CAR-T cell therapies don’t always work against solid tumors, such as glioblastomas. Because solid tumors contain different kinds of cancer cells, some cells can evade the immune system’s detection even after CAR-T cell therapy, according to a press release from Massachusetts General Hospital. For the INCIPIENT trial, researchers modified the CAR-T cells even further in hopes of making them more effective against solid tumors. These second-generation CAR-T cells (called CARv3-TEAM-E T cells) contain special antibodies that attack EFGR, a protein expressed in the majority of glioblastoma tumors.
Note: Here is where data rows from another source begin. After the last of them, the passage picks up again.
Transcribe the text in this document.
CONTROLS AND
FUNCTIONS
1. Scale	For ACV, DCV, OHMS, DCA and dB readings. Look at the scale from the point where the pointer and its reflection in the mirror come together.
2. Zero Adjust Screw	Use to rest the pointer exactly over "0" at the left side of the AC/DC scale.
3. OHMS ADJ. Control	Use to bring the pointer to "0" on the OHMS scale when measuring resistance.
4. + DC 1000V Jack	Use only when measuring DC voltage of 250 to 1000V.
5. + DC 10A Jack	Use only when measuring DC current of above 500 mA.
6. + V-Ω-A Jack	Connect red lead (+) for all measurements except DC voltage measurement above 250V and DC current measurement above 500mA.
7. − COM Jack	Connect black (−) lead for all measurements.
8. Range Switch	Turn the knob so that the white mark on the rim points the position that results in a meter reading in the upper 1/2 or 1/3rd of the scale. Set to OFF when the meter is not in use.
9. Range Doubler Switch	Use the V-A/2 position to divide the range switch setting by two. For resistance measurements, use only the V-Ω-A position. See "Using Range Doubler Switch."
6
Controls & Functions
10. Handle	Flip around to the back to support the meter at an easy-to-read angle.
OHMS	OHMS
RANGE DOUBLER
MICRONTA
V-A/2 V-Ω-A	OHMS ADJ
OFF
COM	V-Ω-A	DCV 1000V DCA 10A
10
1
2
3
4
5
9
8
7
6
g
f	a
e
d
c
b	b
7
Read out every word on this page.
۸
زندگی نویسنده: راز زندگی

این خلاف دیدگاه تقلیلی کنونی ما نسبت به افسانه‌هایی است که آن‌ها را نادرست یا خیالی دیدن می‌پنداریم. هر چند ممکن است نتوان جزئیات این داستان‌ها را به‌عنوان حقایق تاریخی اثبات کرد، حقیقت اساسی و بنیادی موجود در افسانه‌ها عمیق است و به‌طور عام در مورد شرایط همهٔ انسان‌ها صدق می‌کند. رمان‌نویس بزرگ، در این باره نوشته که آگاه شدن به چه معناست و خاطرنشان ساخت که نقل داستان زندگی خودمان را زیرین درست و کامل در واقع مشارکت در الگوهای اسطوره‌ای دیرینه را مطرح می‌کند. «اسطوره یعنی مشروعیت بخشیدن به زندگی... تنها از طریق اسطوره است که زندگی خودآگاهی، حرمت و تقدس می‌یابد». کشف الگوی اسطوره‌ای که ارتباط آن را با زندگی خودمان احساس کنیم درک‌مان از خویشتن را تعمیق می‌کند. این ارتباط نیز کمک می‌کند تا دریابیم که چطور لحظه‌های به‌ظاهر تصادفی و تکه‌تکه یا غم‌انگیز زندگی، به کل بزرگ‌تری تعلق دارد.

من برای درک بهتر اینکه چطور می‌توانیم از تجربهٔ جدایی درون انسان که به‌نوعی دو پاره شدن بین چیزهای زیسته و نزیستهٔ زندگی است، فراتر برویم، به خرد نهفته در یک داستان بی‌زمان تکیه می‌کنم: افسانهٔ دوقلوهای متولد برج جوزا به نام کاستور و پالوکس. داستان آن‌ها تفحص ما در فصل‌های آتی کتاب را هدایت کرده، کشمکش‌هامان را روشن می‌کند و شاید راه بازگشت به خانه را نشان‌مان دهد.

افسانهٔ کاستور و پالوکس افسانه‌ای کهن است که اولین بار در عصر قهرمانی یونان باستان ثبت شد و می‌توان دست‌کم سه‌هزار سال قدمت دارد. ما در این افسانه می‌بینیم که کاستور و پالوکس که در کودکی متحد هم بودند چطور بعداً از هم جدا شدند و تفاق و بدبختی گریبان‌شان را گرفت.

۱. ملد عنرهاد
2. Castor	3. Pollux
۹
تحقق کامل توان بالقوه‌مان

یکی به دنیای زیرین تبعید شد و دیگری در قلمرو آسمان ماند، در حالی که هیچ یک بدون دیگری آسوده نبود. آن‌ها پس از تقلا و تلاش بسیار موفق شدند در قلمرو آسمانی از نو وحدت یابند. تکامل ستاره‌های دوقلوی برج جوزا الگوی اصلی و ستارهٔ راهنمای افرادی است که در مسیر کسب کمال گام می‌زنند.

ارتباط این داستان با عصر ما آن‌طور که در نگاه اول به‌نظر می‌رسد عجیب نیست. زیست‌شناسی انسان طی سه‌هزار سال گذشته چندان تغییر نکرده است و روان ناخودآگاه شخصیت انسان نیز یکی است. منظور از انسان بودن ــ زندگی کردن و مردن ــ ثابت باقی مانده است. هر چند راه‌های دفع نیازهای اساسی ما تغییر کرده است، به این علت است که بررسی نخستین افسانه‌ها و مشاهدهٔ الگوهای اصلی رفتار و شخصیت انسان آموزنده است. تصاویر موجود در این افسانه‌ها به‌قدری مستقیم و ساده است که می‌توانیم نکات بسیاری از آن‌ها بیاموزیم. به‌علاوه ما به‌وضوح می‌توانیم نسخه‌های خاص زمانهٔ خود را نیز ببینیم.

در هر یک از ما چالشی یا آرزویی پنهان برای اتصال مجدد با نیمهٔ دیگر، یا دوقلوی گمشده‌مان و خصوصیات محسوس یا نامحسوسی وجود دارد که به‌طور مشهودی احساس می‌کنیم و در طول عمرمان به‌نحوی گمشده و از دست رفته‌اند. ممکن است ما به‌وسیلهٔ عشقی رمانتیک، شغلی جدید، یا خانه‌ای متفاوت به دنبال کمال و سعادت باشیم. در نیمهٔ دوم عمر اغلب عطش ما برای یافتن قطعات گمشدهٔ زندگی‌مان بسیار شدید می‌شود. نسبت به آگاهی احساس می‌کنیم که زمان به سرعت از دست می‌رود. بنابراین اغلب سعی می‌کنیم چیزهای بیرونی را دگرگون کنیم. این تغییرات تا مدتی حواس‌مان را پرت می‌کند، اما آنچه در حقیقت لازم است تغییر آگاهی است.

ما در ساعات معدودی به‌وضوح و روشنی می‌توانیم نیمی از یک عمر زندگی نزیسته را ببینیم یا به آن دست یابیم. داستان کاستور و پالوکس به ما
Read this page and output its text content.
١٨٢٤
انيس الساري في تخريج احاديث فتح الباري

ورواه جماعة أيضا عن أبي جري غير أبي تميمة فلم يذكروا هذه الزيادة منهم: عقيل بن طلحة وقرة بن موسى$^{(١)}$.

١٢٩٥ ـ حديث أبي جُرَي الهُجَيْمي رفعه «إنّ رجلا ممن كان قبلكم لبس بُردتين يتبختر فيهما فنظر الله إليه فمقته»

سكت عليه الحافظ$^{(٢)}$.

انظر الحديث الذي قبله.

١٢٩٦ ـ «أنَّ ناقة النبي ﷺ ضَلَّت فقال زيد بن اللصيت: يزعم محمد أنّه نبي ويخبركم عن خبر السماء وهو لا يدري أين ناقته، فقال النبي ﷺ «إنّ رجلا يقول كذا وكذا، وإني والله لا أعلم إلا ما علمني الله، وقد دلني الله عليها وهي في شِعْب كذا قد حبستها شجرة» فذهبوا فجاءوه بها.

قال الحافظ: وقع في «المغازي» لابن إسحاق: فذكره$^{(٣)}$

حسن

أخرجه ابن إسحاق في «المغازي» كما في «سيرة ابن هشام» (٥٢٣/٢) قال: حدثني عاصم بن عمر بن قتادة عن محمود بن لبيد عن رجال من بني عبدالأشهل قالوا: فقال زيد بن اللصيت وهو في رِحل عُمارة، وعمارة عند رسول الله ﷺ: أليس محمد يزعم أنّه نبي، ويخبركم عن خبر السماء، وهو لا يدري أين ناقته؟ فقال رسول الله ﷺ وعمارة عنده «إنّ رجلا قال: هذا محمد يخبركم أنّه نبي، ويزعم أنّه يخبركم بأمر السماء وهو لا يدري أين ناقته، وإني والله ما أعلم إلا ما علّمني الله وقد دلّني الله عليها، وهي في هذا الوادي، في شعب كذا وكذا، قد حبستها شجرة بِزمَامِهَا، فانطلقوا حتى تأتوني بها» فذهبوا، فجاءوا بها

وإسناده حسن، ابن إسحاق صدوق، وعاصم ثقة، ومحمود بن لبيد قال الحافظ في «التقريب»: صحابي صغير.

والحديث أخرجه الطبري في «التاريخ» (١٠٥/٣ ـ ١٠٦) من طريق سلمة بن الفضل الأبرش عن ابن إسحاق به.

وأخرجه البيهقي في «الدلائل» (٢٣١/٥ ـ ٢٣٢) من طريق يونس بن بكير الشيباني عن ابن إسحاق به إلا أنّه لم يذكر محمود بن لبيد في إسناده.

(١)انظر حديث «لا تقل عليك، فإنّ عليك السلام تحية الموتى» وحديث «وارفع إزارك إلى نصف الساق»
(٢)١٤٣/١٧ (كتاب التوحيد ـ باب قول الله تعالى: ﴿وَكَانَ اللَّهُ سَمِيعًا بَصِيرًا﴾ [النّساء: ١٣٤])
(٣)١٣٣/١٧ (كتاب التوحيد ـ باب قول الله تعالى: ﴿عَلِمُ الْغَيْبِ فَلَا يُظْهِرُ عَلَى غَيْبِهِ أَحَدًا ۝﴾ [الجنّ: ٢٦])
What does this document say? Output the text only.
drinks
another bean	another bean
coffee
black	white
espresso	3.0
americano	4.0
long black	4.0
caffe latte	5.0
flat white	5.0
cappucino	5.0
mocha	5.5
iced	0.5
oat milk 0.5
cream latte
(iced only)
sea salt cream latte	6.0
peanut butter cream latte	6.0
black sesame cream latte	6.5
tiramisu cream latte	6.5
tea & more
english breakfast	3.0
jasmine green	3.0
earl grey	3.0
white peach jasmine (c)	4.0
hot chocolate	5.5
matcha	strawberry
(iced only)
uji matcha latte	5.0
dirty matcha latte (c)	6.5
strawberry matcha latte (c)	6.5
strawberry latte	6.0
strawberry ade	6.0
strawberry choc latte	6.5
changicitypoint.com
Unlike other CAR-T cell therapies, these particular CAR-T cells were designed to be directly injected into the patient’s brain.
The INCIPIENT trial results
The INCIPIENT trial involved three patients who were enrolled in the study between March and July 2023. All three patients—a 72-year-old man, a 74-year-old man, and a 57-year-old woman—were treated with chemo and radiation and enrolled in the trial with CAR-T cells after their glioblastoma tumors came back.
The results, which were published earlier this year in the New England Journal of Medicine (NEJM), were called “rapid” and “dramatic” by doctors involved in the trial. After just a single infusion of the CAR-T cells, each patient experienced a significant reduction in their tumor sizes. Just two days after receiving the infusion, the glioblastoma tumor of the 72-year-old man decreased by nearly twenty percent. Just two months later the tumor had shrunk by an astonishing 60 percent, and the change was maintained for more than six months. The most dramatic result was in the 57-year-old female patient, whose tumor shrank nearly completely after just one infusion of the CAR-T cells.
The results of the INCIPIENT trial were unexpected and astonishing—but unfortunately, they were also temporary. For all three patients, the tumors eventually began to grow back regardless of the CAR-T cell infusions. According to the press release from MGH, the medical team is now considering treating each patient with multiple infusions or prefacing each treatment with chemotherapy to prolong the response.
While there is still “more to do,” says co-author of the study neuro-oncologist Dr. Elizabeth Gerstner, the results are still promising. If nothing else, these second-generation CAR-T cell infusions may someday be able to give patients more time than traditional treatments would allow.
“These results are exciting but they are also just the beginning,” says Dr. Marcela Maus, a doctor and professor of medicine at Mass General who was involved in the clinical trial. “They tell us that we are on the right track in pursuing a therapy that has the potential to change the outlook for this intractable disease.”